Your baby's immature digestive system is affected by swallowed air, which becomes trapped in bubble form in your baby's belly. By applying gentle pressure to your baby's abdomen, you can help release some of the bubbles while providing relief from the pain. Place two fingers below your baby's belly button and gently press downward. Avoid pushing so hard that your baby shows obvious discomfort. Hold for three to five seconds and release. Massaging your baby's belly in a downward motion can also help relieve gas pain.
Giving your baby time to burp after a feeding can help remove excess air through the mouth before it's trapped in the digestive system. If your baby is particularly gassy, you may need to burp her several times during one feeding, taking frequent breaks to pat your baby gently on her back until she burps and then restarting feeding. Otherwise, one burping at the end of the meal should be sufficient to help your baby digest formula or breast milk more easily and without pain.

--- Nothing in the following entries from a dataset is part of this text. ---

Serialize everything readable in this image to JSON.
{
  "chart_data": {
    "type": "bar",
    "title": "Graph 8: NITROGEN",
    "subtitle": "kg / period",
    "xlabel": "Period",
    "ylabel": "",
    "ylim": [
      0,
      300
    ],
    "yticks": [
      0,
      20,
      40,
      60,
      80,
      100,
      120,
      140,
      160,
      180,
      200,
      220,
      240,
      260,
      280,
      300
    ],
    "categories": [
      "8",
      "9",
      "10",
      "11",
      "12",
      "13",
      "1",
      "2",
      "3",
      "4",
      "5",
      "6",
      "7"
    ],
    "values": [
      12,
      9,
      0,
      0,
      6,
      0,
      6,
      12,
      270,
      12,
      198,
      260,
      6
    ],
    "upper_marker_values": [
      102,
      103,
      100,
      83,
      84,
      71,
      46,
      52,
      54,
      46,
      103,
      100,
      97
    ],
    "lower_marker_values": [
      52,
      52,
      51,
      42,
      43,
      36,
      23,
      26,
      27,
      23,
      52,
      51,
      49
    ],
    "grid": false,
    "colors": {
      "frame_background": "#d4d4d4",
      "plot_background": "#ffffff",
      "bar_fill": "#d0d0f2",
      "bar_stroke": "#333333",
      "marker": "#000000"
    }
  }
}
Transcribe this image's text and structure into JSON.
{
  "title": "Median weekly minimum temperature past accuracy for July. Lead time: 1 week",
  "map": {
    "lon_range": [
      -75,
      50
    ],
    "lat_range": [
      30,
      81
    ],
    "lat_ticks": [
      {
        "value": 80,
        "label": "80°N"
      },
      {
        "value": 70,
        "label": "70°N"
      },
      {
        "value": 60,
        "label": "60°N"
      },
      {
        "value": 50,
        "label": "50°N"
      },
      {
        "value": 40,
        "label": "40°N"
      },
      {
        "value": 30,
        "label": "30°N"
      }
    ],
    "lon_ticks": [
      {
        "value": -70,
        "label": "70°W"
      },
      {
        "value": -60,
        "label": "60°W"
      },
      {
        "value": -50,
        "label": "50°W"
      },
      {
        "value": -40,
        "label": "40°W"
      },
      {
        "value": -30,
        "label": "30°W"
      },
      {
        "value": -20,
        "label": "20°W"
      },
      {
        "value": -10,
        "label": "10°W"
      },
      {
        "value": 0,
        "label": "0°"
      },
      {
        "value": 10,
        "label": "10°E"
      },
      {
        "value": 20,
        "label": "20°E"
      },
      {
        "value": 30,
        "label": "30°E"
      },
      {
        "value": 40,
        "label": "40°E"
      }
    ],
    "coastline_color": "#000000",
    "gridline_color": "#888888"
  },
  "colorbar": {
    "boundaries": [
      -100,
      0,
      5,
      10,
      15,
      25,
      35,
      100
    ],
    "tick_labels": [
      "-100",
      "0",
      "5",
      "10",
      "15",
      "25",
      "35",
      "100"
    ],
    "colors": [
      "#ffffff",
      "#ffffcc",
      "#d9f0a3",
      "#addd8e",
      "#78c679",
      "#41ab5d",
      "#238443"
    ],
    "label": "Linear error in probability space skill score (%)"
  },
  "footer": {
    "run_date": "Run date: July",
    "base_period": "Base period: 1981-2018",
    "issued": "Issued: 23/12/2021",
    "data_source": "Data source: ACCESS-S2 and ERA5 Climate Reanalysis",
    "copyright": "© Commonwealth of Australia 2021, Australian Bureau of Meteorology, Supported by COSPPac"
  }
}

Some of the best ways to get rid of gas pain in babies is to prevent them in the first place. Your feeding methods could be causing excess gas. Anytime your baby cries before or during a feeding, he's swallowing excess air which could cause pains later. Feed when your baby is calm. Babies can also become gassy if the enzymes from gassy foods are transferred through breast milk. Cut gas-inducing foods such as beans and cauliflower from your diet to see if it makes a difference in your baby's comfort after eating.